We investigate multiphysics control strategies on the atomization of a laminar liquid round jet by a turbulent coaxial gas jet. Spray control (i.e. driving the spatio-temporal distributions of droplets size and number density towards a desired objective) requires a mechanistic understanding of the processes that control droplet formation and transport: primary and secondary instabilities, turbulent transport, forces on the droplets, .etc. We present the experimental characterization of the break-up dynamics in a canonical coaxial atomizer in a series of open loop conditions with harmonic forcing of the gas swirl ratio, liquid injection rate. Both low frequency harmonic modulation of the inputs and high frequency perturbations of the nozzle, in particular at the measured natural frequency of the unperturbed spray, are investigated.

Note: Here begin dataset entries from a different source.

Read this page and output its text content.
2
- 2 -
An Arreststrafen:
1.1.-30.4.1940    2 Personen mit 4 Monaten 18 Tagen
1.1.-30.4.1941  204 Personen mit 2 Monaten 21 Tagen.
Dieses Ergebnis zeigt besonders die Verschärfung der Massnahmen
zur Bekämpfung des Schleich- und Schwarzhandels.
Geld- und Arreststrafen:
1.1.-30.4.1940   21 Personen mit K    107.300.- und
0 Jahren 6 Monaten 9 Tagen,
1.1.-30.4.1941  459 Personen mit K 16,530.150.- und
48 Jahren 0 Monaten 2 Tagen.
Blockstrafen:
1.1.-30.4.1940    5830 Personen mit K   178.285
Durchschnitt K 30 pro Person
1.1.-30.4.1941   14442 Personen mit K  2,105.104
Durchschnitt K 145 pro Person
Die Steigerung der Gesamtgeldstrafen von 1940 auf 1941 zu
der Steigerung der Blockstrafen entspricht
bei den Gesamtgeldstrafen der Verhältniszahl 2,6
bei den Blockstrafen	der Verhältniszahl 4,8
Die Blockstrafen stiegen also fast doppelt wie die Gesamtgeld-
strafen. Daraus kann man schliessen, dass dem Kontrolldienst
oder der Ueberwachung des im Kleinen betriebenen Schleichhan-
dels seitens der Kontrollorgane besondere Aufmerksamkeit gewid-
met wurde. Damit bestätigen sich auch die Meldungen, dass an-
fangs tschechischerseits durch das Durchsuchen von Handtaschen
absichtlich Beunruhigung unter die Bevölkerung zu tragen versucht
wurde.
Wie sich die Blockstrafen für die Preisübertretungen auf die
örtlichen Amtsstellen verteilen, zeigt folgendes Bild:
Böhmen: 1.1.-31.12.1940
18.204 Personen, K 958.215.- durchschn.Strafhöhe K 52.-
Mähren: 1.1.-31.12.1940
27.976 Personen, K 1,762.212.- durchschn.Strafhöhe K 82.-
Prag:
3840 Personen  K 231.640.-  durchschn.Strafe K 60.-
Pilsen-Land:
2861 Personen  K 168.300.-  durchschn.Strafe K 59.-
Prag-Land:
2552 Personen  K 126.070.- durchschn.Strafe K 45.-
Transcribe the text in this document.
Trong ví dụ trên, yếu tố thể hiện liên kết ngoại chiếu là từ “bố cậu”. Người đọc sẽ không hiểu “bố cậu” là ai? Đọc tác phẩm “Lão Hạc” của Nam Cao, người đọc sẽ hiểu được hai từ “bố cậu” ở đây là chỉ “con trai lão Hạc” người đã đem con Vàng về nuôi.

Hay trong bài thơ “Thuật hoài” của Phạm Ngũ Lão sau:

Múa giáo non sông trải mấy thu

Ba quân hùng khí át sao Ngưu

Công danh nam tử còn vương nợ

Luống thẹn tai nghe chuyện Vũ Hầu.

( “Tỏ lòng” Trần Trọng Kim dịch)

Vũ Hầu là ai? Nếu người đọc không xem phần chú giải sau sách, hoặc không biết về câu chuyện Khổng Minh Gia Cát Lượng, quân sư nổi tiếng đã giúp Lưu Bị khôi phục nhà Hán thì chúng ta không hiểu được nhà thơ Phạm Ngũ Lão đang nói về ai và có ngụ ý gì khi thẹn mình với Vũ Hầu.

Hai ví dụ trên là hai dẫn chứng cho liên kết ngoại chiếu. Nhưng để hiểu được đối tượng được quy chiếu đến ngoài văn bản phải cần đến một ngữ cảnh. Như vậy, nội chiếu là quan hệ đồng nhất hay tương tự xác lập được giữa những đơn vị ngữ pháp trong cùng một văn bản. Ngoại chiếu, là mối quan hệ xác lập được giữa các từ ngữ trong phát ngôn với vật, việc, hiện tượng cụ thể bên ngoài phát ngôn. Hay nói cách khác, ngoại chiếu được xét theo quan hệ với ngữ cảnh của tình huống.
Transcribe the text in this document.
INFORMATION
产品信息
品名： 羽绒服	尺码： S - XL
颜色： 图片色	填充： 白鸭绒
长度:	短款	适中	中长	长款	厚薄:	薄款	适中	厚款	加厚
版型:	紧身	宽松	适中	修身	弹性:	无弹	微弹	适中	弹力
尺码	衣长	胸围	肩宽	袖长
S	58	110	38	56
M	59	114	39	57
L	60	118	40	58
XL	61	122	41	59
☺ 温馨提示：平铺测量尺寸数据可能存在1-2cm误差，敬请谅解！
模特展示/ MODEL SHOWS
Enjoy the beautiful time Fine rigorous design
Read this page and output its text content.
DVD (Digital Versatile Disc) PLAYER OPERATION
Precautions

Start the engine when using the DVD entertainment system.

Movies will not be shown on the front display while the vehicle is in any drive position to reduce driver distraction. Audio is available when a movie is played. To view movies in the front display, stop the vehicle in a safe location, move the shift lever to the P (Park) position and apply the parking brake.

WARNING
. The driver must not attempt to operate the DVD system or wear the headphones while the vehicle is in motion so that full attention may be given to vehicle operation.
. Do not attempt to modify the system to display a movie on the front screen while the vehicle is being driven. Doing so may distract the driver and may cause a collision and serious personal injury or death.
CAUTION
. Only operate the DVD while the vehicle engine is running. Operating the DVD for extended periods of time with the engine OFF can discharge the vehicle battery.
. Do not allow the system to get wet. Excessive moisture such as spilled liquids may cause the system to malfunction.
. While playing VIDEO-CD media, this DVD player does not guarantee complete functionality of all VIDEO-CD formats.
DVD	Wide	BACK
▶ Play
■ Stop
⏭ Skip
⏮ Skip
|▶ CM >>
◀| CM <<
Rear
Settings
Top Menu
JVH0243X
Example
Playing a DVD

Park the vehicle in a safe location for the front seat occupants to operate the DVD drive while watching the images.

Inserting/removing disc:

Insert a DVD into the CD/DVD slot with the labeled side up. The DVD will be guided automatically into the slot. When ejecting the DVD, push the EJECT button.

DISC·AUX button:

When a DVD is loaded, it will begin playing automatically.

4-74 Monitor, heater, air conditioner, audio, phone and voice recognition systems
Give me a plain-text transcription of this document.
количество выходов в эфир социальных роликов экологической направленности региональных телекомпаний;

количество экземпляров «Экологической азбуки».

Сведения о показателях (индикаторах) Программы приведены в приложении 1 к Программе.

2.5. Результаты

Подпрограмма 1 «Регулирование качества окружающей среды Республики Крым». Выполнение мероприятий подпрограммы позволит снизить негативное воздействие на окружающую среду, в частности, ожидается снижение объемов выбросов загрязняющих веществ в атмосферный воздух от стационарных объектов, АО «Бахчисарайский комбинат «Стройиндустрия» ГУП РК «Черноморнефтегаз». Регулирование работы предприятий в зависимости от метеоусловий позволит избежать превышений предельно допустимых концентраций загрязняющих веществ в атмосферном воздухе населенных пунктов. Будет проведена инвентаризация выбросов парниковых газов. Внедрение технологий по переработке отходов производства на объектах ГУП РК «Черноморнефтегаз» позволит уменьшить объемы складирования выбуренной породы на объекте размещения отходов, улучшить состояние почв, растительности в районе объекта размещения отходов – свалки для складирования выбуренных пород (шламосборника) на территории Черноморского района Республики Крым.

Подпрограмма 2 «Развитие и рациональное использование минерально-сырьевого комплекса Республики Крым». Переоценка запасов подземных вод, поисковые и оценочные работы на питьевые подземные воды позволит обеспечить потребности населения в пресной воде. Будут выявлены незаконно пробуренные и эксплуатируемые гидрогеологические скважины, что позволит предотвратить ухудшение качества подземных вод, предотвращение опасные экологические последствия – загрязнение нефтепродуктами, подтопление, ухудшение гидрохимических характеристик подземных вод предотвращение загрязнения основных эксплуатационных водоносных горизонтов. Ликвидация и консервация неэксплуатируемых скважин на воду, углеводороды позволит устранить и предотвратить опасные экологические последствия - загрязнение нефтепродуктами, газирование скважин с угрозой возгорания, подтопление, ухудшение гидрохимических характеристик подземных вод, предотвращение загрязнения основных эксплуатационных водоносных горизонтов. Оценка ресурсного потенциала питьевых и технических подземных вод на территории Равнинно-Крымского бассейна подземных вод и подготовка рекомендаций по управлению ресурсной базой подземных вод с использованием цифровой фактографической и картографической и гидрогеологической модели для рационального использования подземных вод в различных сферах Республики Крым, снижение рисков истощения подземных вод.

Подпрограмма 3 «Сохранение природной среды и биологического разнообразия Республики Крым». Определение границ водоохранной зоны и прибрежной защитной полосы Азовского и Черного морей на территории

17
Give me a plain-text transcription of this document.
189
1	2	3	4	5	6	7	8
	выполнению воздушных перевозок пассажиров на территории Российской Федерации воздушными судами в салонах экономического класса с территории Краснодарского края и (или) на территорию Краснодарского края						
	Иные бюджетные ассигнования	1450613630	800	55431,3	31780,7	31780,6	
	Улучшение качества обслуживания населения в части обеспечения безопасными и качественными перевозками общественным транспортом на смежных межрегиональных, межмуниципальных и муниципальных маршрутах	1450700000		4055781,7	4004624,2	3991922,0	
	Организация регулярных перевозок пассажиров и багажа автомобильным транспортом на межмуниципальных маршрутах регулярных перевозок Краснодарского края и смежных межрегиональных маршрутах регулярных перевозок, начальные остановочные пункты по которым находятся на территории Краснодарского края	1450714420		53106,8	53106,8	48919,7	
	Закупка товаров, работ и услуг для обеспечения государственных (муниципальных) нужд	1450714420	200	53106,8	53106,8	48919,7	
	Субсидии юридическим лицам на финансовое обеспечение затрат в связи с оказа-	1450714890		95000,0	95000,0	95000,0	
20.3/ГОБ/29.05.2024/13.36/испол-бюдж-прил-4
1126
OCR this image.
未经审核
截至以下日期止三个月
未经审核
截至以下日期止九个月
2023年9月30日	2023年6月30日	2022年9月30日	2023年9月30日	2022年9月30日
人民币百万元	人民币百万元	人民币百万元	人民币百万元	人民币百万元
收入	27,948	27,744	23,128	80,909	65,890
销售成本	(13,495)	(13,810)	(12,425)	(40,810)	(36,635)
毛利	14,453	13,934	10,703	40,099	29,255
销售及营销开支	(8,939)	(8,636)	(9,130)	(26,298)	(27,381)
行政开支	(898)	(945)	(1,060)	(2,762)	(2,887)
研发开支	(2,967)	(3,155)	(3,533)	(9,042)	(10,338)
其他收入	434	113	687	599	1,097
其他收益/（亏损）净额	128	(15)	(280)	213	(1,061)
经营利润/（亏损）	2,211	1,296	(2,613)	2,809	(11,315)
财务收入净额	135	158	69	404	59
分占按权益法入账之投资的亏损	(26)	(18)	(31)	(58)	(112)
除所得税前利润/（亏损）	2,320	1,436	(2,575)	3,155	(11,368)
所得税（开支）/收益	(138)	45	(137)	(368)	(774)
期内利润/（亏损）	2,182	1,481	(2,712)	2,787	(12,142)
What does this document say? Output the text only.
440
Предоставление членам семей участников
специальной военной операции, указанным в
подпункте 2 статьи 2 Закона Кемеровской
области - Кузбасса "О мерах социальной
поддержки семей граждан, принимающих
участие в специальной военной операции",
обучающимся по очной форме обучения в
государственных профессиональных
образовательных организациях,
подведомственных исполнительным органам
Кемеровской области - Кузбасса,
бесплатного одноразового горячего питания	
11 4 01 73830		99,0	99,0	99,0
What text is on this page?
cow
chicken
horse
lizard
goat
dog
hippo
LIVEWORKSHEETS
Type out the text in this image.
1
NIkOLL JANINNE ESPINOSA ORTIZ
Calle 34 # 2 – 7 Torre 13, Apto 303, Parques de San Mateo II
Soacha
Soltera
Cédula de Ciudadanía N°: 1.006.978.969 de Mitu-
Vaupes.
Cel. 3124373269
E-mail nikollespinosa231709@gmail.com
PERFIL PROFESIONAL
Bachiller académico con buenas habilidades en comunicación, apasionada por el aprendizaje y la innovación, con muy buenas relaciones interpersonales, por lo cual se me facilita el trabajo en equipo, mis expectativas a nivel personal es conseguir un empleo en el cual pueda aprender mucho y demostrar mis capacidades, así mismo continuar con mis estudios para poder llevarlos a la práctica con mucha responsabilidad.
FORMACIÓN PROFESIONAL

Time resolved measurements of the spray structure, as well as the droplet size and velocity are provided. The effect of actuation is characterized for different gas momentum ratios ranging from 5 to 75. This open-loop characterization of the injector will be used to develop reduced order models for feedback control, as well as to validate assumptions underlying an adjoint-based computational control strategy. This work is part of a large-scale project funded by an ONR MURI to provide fundamental understanding of the mechanisms for feedback control of sprays.